According to The Economist, ‘Iceland’s banking collapse is the biggest, relative to the size of an economy, that any country has ever suffered.’ Its financial industry imploded, the stock market fell by 90 per cent, and investments worth many times the output of the nation were wiped out in a single week. Desperate for money, the government turned to the IMF for $2.1 billion in loans. The loans came with conditions: the government would have to slash public spending and use half its income to repay investors who had lost money on their private investments. In effect, Iceland’s taxpayers were being asked to foot the bill for the bad investment decisions of its banking elite.

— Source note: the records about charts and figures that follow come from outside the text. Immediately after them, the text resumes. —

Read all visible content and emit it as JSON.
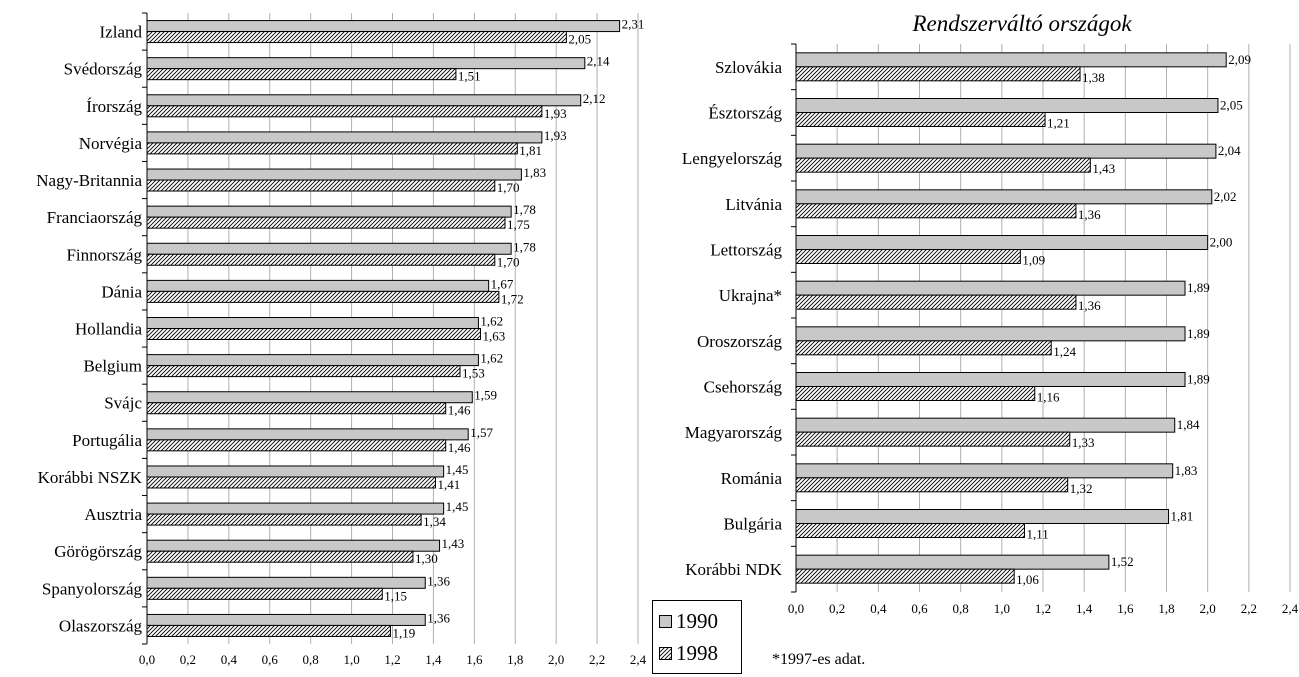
{
  "chart_data": [
    {
      "type": "bar",
      "title": "",
      "orientation": "horizontal",
      "categories": [
        "Izland",
        "Svédország",
        "Írország",
        "Norvégia",
        "Nagy-Britannia",
        "Franciaország",
        "Finnország",
        "Dánia",
        "Hollandia",
        "Belgium",
        "Svájc",
        "Portugália",
        "Korábbi NSZK",
        "Ausztria",
        "Görögörszág",
        "Spanyolország",
        "Olaszország"
      ],
      "series": [
        {
          "name": "1990",
          "values": [
            2.31,
            2.14,
            2.12,
            1.93,
            1.83,
            1.78,
            1.78,
            1.67,
            1.62,
            1.62,
            1.59,
            1.57,
            1.45,
            1.45,
            1.43,
            1.36,
            1.36
          ],
          "labels": [
            "2,31",
            "2,14",
            "2,12",
            "1,93",
            "1,83",
            "1,78",
            "1,78",
            "1,67",
            "1,62",
            "1,62",
            "1,59",
            "1,57",
            "1,45",
            "1,45",
            "1,43",
            "1,36",
            "1,36"
          ]
        },
        {
          "name": "1998",
          "values": [
            2.05,
            1.51,
            1.93,
            1.81,
            1.7,
            1.75,
            1.7,
            1.72,
            1.63,
            1.53,
            1.46,
            1.46,
            1.41,
            1.34,
            1.3,
            1.15,
            1.19
          ],
          "labels": [
            "2,05",
            "1,51",
            "1,93",
            "1,81",
            "1,70",
            "1,75",
            "1,70",
            "1,72",
            "1,63",
            "1,53",
            "1,46",
            "1,46",
            "1,41",
            "1,34",
            "1,30",
            "1,15",
            "1,19"
          ]
        }
      ],
      "xlim": [
        0,
        2.4
      ],
      "ticks": [
        "0,0",
        "0,2",
        "0,4",
        "0,6",
        "0,8",
        "1,0",
        "1,2",
        "1,4",
        "1,6",
        "1,8",
        "2,0",
        "2,2",
        "2,4"
      ],
      "grid": true
    },
    {
      "type": "bar",
      "title": "Rendszerváltó országok",
      "orientation": "horizontal",
      "categories": [
        "Szlovákia",
        "Észtország",
        "Lengyelország",
        "Litvánia",
        "Lettország",
        "Ukrajna*",
        "Oroszország",
        "Csehország",
        "Magyarország",
        "Románia",
        "Bulgária",
        "Korábbi NDK"
      ],
      "series": [
        {
          "name": "1990",
          "values": [
            2.09,
            2.05,
            2.04,
            2.02,
            2.0,
            1.89,
            1.89,
            1.89,
            1.84,
            1.83,
            1.81,
            1.52
          ],
          "labels": [
            "2,09",
            "2,05",
            "2,04",
            "2,02",
            "2,00",
            "1,89",
            "1,89",
            "1,89",
            "1,84",
            "1,83",
            "1,81",
            "1,52"
          ]
        },
        {
          "name": "1998",
          "values": [
            1.38,
            1.21,
            1.43,
            1.36,
            1.09,
            1.36,
            1.24,
            1.16,
            1.33,
            1.32,
            1.11,
            1.06
          ],
          "labels": [
            "1,38",
            "1,21",
            "1,43",
            "1,36",
            "1,09",
            "1,36",
            "1,24",
            "1,16",
            "1,33",
            "1,32",
            "1,11",
            "1,06"
          ]
        }
      ],
      "xlim": [
        0,
        2.4
      ],
      "ticks": [
        "0,0",
        "0,2",
        "0,4",
        "0,6",
        "0,8",
        "1,0",
        "1,2",
        "1,4",
        "1,6",
        "1,8",
        "2,0",
        "2,2",
        "2,4"
      ],
      "grid": true
    }
  ],
  "legend": {
    "items": [
      {
        "label": "1990",
        "pattern": "solid-gray"
      },
      {
        "label": "1998",
        "pattern": "diagonal-hatch"
      }
    ]
  },
  "footnote": "*1997-es adat.",
  "colors": {
    "bar_1990": "#c8c8c8",
    "hatch": "#000000",
    "grid": "#b0b0b0"
  }
}
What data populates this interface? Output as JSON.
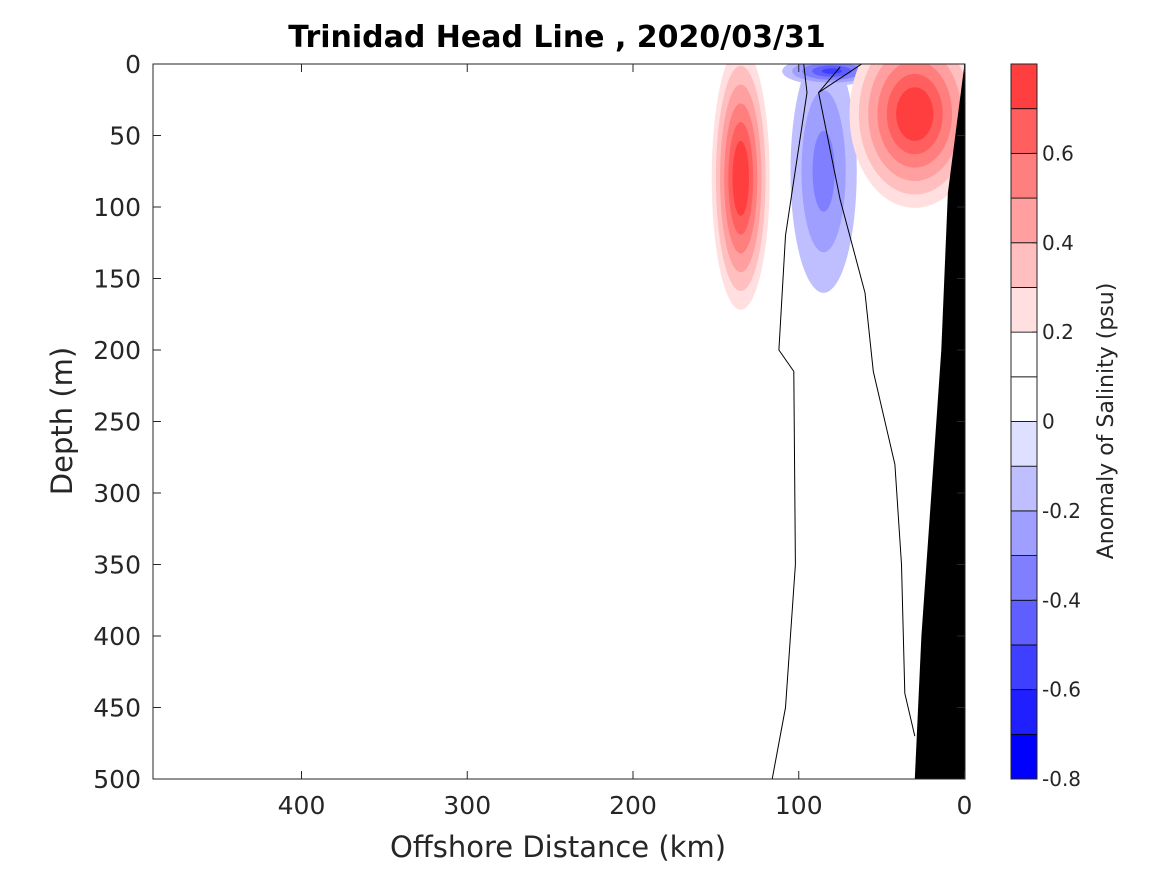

On the back of riots and protests, the Icelandic president granted the people a referendum. Nine out of ten voters said ‘no’ to paying off bankers’ debts and instead demanded increased investment in their fragile economy. Taking this on board, the government rejected the IMF conditions, allowed its banks to default, imposed urgent capital controls and raised spending on public welfare. Universal education and healthcare were protected, social security was strengthened for those most in need, and many people had their mortgage debts written off. As for the bankers, the worst offenders were prosecuted and sent to prison. In other words, Iceland ignored every principle in the financial industry’s rulebook.

The stock markets reacted negatively to the vote, and Iceland was widely condemned. Yet, by 2012, this tiny country was outperforming the US and many European nations with an economy growing by 3 per cent a year and with unemployment levels falling below 5 per cent. Iceland went further and adopted a new crowd-sourced national constitution to safeguard its future. By 2015, even the IMF had to admit that Iceland had achieved economic recovery ‘without compromising its welfare model’. In fact, it became the first crisis-struck European nation to top its pre-crisis peak of economic output and is close to repaying many of the debts it owed to other nations. In response to the question, ‘What is the reason for Iceland’s recovery?’, President Ólafur Ragnar Grímsson famously answered: ‘We were wise enough not to follow the traditional prevailing orthodoxies of the Western financial world in the last 30 years. We introduced currency controls, we let the banks fail, we provided support for the poor, and we didn’t introduce austerity measures like you’re seeing in Europe.’

 

I'd love to know where you've copied this post from, one expects it's suspect hence you didn't provide a link. Just looking at the figures for Icelandic government spending, the last year of cuts (which again were far more significant than our non-cuts, again people need to understand austerity) was 2012. Since then, government spending has increased by (inflation in brackets):

2013 - 1.02% (4.19%)

2014 - 1.72% (0.83%)

2015 - 1% (2.01%)

2016 - 1.8% (1.89%)

predicted 2017 - 0.92% (1.86%)

 

6.75% nominal increase since 2012

 

Compared to the UK, which I copy from a previous post:

 

2013 - 2.8%    (1.99%)

2014 - 0.7%   (0.5%)

2015 - 2%       (0.2%)

2016 - 0.1%    (1.6%) 

predicted 2017 - +2.4% (this may well have changed, cba to check) (2.96% last month)

 

8.18% nominal increase since 2012

 

So the UK has had higher growth in nominal govt spending since 2012 when Iceland 'reversed' its actual austerity (compared with our bare austerity) as it also has in real terms. So where is Iceland's show of a different way?

Edited by Kopfkino
Posted
1 minute ago, Webbo said:

How does it become more affordable?

If you're paying £400 a month on your mortgage and your income doubles, is it more affordable?